While Buck ultimately helps the Earth defense force fend off the Draconians, the pilot movie ends with him unsure if he’s really ready to sign up for full time military defense service. However, he does agree to help out when they need him. And, turns out, they need him a lot. Since he’s effectively a nobody in New Chicago (the new capitol of Earth), he can go undercover to infiltrate threats to the planet. He ends up becoming kind of like a future James Bond.
It’s in this way Buck Rogers in the 25th Century cements itself as a particularly effective space adventure. Each episode or two was a new mission with an overarching plot involving Draconia’s mission to overthrow the Earth in the background. Deering and Rogers have a strong working relationship but, of course, also have a constant will-they/won’t-they thing that kept audiences invested.
Watching it now, there’s definitely a vibe of Peter Quill to Buck Rogers. He’s a 20th Century Earth guy, a fish out of water who has natural charm and charisma that helps him get out of just about any jam. Unlike the prettyboy leads of BSG, Gil Gerard is a beefy, rugged screen hero and you can’t help but root for him. And, of course, there’s some tremendous late-‘7os sci-fi action all the way through.
The first season saw impressive guest stars such as Jack Palance; Frank Gorshin; Cesar Romero; Peter Graves; Woody Strode; Jamie Lee Curtis; Mary Woronov; Jerry Orbach; Richard Moll; Sid Haig; Vera Miles; and Julie Newmar. Why yes, that is three different villains from Batman 1966. Also Gary Coleman, because ’70s.
And like all of the best short-lived sci-fi shows, it seems, if it gets a second season, it’s completely different. Like The Outer Limits and Space: 1999 before it, a new group of producers took over between seasons and totally revamped Buck Rogers in the 25th Century. Buck, Wilma, and Twiki remained, but Dr. Theopolis and Dr. Huer were out. Also out was the central concept; instead of defending Earth from threats, Buck and Wilma were now on a ship called Searcher seeking out the five tribes of humanity that left Earth after the nuclear fallout. If this sounds a bit like Battlestar Galactica, it’s because that’s exactly what the new producers were doing.
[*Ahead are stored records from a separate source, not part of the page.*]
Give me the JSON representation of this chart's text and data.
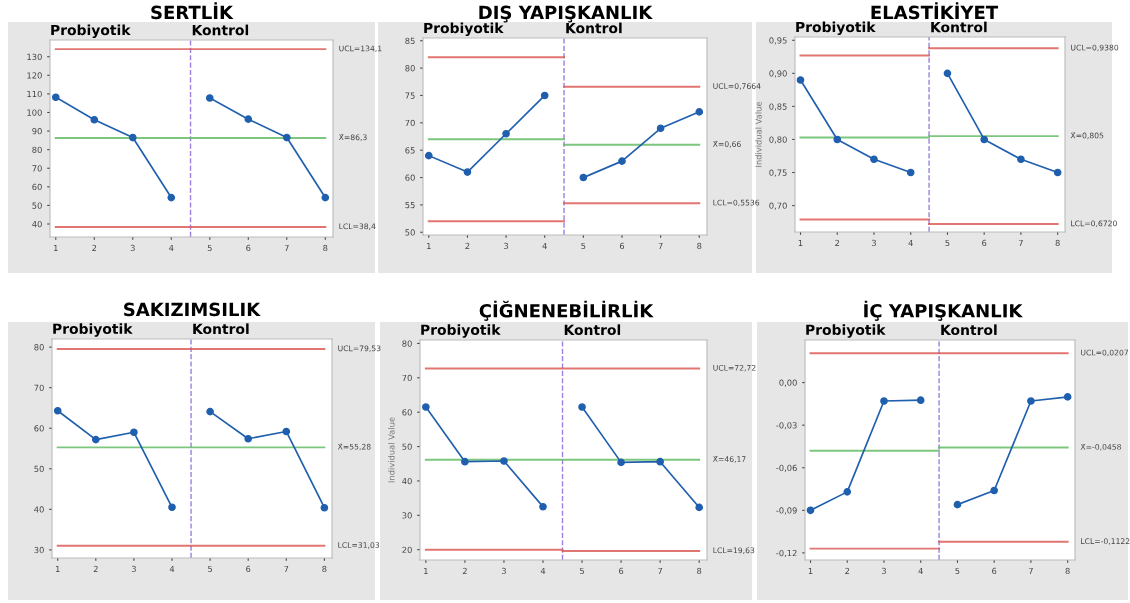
{
  "chart_data": [
    {
      "type": "line",
      "title": "SERTLİK",
      "xlim": [
        0.85,
        8.2
      ],
      "xticks": [
        1,
        2,
        3,
        4,
        5,
        6,
        7,
        8
      ],
      "ylim": [
        33,
        139
      ],
      "yticks": [
        40,
        50,
        60,
        70,
        80,
        90,
        100,
        110,
        120,
        130
      ],
      "grid": false,
      "legend": false,
      "marker": "circle",
      "line_style": "solid",
      "series": [
        {
          "color": "#1f5fae",
          "x": [
            1,
            2,
            3,
            4
          ],
          "values": [
            108.2,
            96.1,
            86.5,
            54.2
          ]
        },
        {
          "color": "#1f5fae",
          "x": [
            5,
            6,
            7,
            8
          ],
          "values": [
            107.8,
            96.4,
            86.5,
            54.2
          ]
        },
        {
          "color": "#d9534f",
          "marker": "none",
          "x": [
            1,
            8
          ],
          "values": [
            134.1,
            134.1
          ]
        },
        {
          "color": "#5cb85c",
          "marker": "none",
          "x": [
            1,
            8
          ],
          "values": [
            86.3,
            86.3
          ]
        },
        {
          "color": "#d9534f",
          "marker": "none",
          "x": [
            1,
            8
          ],
          "values": [
            38.4,
            38.4
          ]
        }
      ],
      "ref_lines": [
        {
          "axis": "x",
          "value": 4.5,
          "color": "#9c7fe0",
          "line_style": "dashed"
        }
      ],
      "annotations": [
        "Probiyotik",
        "Kontrol",
        "UCL=134,1",
        "X̄=86,3",
        "LCL=38,4"
      ]
    },
    {
      "type": "line",
      "title": "DIŞ YAPIŞKANLIK",
      "xlim": [
        0.85,
        8.2
      ],
      "xticks": [
        1,
        2,
        3,
        4,
        5,
        6,
        7,
        8
      ],
      "ylim": [
        49.5,
        85.5
      ],
      "yticks": [
        50,
        55,
        60,
        65,
        70,
        75,
        80,
        85
      ],
      "grid": false,
      "legend": false,
      "marker": "circle",
      "line_style": "solid",
      "series": [
        {
          "color": "#1f5fae",
          "x": [
            1,
            2,
            3,
            4
          ],
          "values": [
            64,
            61,
            68,
            75
          ]
        },
        {
          "color": "#1f5fae",
          "x": [
            5,
            6,
            7,
            8
          ],
          "values": [
            60,
            63,
            69,
            72
          ]
        },
        {
          "color": "#d9534f",
          "marker": "none",
          "x": [
            1,
            4.5
          ],
          "values": [
            82,
            82
          ]
        },
        {
          "color": "#5cb85c",
          "marker": "none",
          "x": [
            1,
            4.5
          ],
          "values": [
            67,
            67
          ]
        },
        {
          "color": "#d9534f",
          "marker": "none",
          "x": [
            1,
            4.5
          ],
          "values": [
            52,
            52
          ]
        },
        {
          "color": "#d9534f",
          "marker": "none",
          "x": [
            4.5,
            8
          ],
          "values": [
            76.6,
            76.6
          ]
        },
        {
          "color": "#5cb85c",
          "marker": "none",
          "x": [
            4.5,
            8
          ],
          "values": [
            66,
            66
          ]
        },
        {
          "color": "#d9534f",
          "marker": "none",
          "x": [
            4.5,
            8
          ],
          "values": [
            55.3,
            55.3
          ]
        }
      ],
      "ref_lines": [
        {
          "axis": "x",
          "value": 4.5,
          "color": "#9c7fe0",
          "line_style": "dashed"
        }
      ],
      "annotations": [
        "Probiyotik",
        "Kontrol",
        "UCL=0,7664",
        "X̄=0,66",
        "LCL=0,5536"
      ]
    },
    {
      "type": "line",
      "title": "ELASTİKİYET",
      "ylabel": "Individual Value",
      "xlim": [
        0.85,
        8.2
      ],
      "xticks": [
        1,
        2,
        3,
        4,
        5,
        6,
        7,
        8
      ],
      "ylim": [
        0.66,
        0.955
      ],
      "yticks": [
        {
          "value": 0.7,
          "label": "0,70"
        },
        {
          "value": 0.75,
          "label": "0,75"
        },
        {
          "value": 0.8,
          "label": "0,80"
        },
        {
          "value": 0.85,
          "label": "0,85"
        },
        {
          "value": 0.9,
          "label": "0,90"
        },
        {
          "value": 0.95,
          "label": "0,95"
        }
      ],
      "grid": false,
      "legend": false,
      "marker": "circle",
      "line_style": "solid",
      "series": [
        {
          "color": "#1f5fae",
          "x": [
            1,
            2,
            3,
            4
          ],
          "values": [
            0.89,
            0.8,
            0.77,
            0.75
          ]
        },
        {
          "color": "#1f5fae",
          "x": [
            5,
            6,
            7,
            8
          ],
          "values": [
            0.9,
            0.8,
            0.77,
            0.75
          ]
        },
        {
          "color": "#d9534f",
          "marker": "none",
          "x": [
            1,
            4.5
          ],
          "values": [
            0.927,
            0.927
          ]
        },
        {
          "color": "#5cb85c",
          "marker": "none",
          "x": [
            1,
            4.5,
            4.5,
            8
          ],
          "values": [
            0.803,
            0.803,
            0.805,
            0.805
          ]
        },
        {
          "color": "#d9534f",
          "marker": "none",
          "x": [
            1,
            4.5
          ],
          "values": [
            0.679,
            0.679
          ]
        },
        {
          "color": "#d9534f",
          "marker": "none",
          "x": [
            4.5,
            8
          ],
          "values": [
            0.938,
            0.938
          ]
        },
        {
          "color": "#d9534f",
          "marker": "none",
          "x": [
            4.5,
            8
          ],
          "values": [
            0.672,
            0.672
          ]
        }
      ],
      "ref_lines": [
        {
          "axis": "x",
          "value": 4.5,
          "color": "#9c7fe0",
          "line_style": "dashed"
        }
      ],
      "annotations": [
        "Probiyotik",
        "Kontrol",
        "UCL=0,9380",
        "X̄=0,805",
        "LCL=0,6720"
      ]
    },
    {
      "type": "line",
      "title": "SAKIZIMSILIK",
      "xlim": [
        0.85,
        8.2
      ],
      "xticks": [
        1,
        2,
        3,
        4,
        5,
        6,
        7,
        8
      ],
      "ylim": [
        28,
        82
      ],
      "yticks": [
        30,
        40,
        50,
        60,
        70,
        80
      ],
      "grid": false,
      "legend": false,
      "marker": "circle",
      "line_style": "solid",
      "series": [
        {
          "color": "#1f5fae",
          "x": [
            1,
            2,
            3,
            4
          ],
          "values": [
            64.3,
            57.2,
            59,
            40.5
          ]
        },
        {
          "color": "#1f5fae",
          "x": [
            5,
            6,
            7,
            8
          ],
          "values": [
            64.1,
            57.4,
            59.2,
            40.4
          ]
        },
        {
          "color": "#d9534f",
          "marker": "none",
          "x": [
            1,
            8
          ],
          "values": [
            79.53,
            79.53
          ]
        },
        {
          "color": "#5cb85c",
          "marker": "none",
          "x": [
            1,
            8
          ],
          "values": [
            55.28,
            55.28
          ]
        },
        {
          "color": "#d9534f",
          "marker": "none",
          "x": [
            1,
            8
          ],
          "values": [
            31.03,
            31.03
          ]
        }
      ],
      "ref_lines": [
        {
          "axis": "x",
          "value": 4.5,
          "color": "#9c7fe0",
          "line_style": "dashed"
        }
      ],
      "annotations": [
        "Probiyotik",
        "Kontrol",
        "UCL=79,53",
        "X̄=55,28",
        "LCL=31,03"
      ]
    },
    {
      "type": "line",
      "title": "ÇİĞNENEBİLİRLİK",
      "ylabel": "Individual Value",
      "xlim": [
        0.85,
        8.2
      ],
      "xticks": [
        1,
        2,
        3,
        4,
        5,
        6,
        7,
        8
      ],
      "ylim": [
        17,
        81
      ],
      "yticks": [
        20,
        30,
        40,
        50,
        60,
        70,
        80
      ],
      "grid": false,
      "legend": false,
      "marker": "circle",
      "line_style": "solid",
      "series": [
        {
          "color": "#1f5fae",
          "x": [
            1,
            2,
            3,
            4
          ],
          "values": [
            61.5,
            45.6,
            45.8,
            32.5
          ]
        },
        {
          "color": "#1f5fae",
          "x": [
            5,
            6,
            7,
            8
          ],
          "values": [
            61.5,
            45.4,
            45.6,
            32.3
          ]
        },
        {
          "color": "#d9534f",
          "marker": "none",
          "x": [
            1,
            8
          ],
          "values": [
            72.72,
            72.72
          ]
        },
        {
          "color": "#5cb85c",
          "marker": "none",
          "x": [
            1,
            8
          ],
          "values": [
            46.17,
            46.17
          ]
        },
        {
          "color": "#d9534f",
          "marker": "none",
          "x": [
            1,
            4.5,
            4.5,
            8
          ],
          "values": [
            20,
            20,
            19.63,
            19.63
          ]
        }
      ],
      "ref_lines": [
        {
          "axis": "x",
          "value": 4.5,
          "color": "#9c7fe0",
          "line_style": "dashed"
        }
      ],
      "annotations": [
        "Probiyotik",
        "Kontrol",
        "UCL=72,72",
        "X̄=46,17",
        "LCL=19,63"
      ]
    },
    {
      "type": "line",
      "title": "İÇ YAPIŞKANLIK",
      "xlim": [
        0.85,
        8.2
      ],
      "xticks": [
        1,
        2,
        3,
        4,
        5,
        6,
        7,
        8
      ],
      "ylim": [
        -0.125,
        0.03
      ],
      "yticks": [
        {
          "value": -0.12,
          "label": "-0,12"
        },
        {
          "value": -0.09,
          "label": "-0,09"
        },
        {
          "value": -0.06,
          "label": "-0,06"
        },
        {
          "value": -0.03,
          "label": "-0,03"
        },
        {
          "value": 0,
          "label": "0,00"
        }
      ],
      "grid": false,
      "legend": false,
      "marker": "circle",
      "line_style": "solid",
      "series": [
        {
          "color": "#1f5fae",
          "x": [
            1,
            2,
            3,
            4
          ],
          "values": [
            -0.09,
            -0.077,
            -0.013,
            -0.0124
          ]
        },
        {
          "color": "#1f5fae",
          "x": [
            5,
            6,
            7,
            8
          ],
          "values": [
            -0.086,
            -0.076,
            -0.013,
            -0.0101
          ]
        },
        {
          "color": "#d9534f",
          "marker": "none",
          "x": [
            1,
            8
          ],
          "values": [
            0.0207,
            0.0207
          ]
        },
        {
          "color": "#5cb85c",
          "marker": "none",
          "x": [
            1,
            4.5
          ],
          "values": [
            -0.048,
            -0.048
          ]
        },
        {
          "color": "#d9534f",
          "marker": "none",
          "x": [
            1,
            4.5
          ],
          "values": [
            -0.117,
            -0.117
          ]
        },
        {
          "color": "#5cb85c",
          "marker": "none",
          "x": [
            4.5,
            8
          ],
          "values": [
            -0.0458,
            -0.0458
          ]
        },
        {
          "color": "#d9534f",
          "marker": "none",
          "x": [
            4.5,
            8
          ],
          "values": [
            -0.1122,
            -0.1122
          ]
        }
      ],
      "ref_lines": [
        {
          "axis": "x",
          "value": 4.5,
          "color": "#9c7fe0",
          "line_style": "dashed"
        }
      ],
      "annotations": [
        "Probiyotik",
        "Kontrol",
        "UCL=0,0207",
        "X̄=-0,0458",
        "LCL=-0,1122"
      ]
    }
  ]
}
So while season two does have a character named Hawk who is a Bird Person (seriously, the Rick and Morty team based him on Hawk), it loses some of the uniqueness. It feels just kind of like any other Star Trek-esque space series. And perhaps most egregiously, it made the character of Wilma Deering (a COLONEL let us not forget) into much more of a damsel. They even put her in miniskirts instead of the jumpsuit from season one. It may as well be a different character. It only lasted 13 episodes in its new format before sadly meeting cancelation.
While delightfully dated (Buck disco dances in the first episode), it also scratches a very particular sci-fi itch with me. The Mandalorian and its adventure-serial structure also scratches it. So if you need more spaceships zoom-zoom and laser guns pew-pew, I’d definitely recommend Buck Rogers in the 25th Century.
Kino Lorber has released the whole series plus the two-hour pilot movie in a complete Blu-ray collection.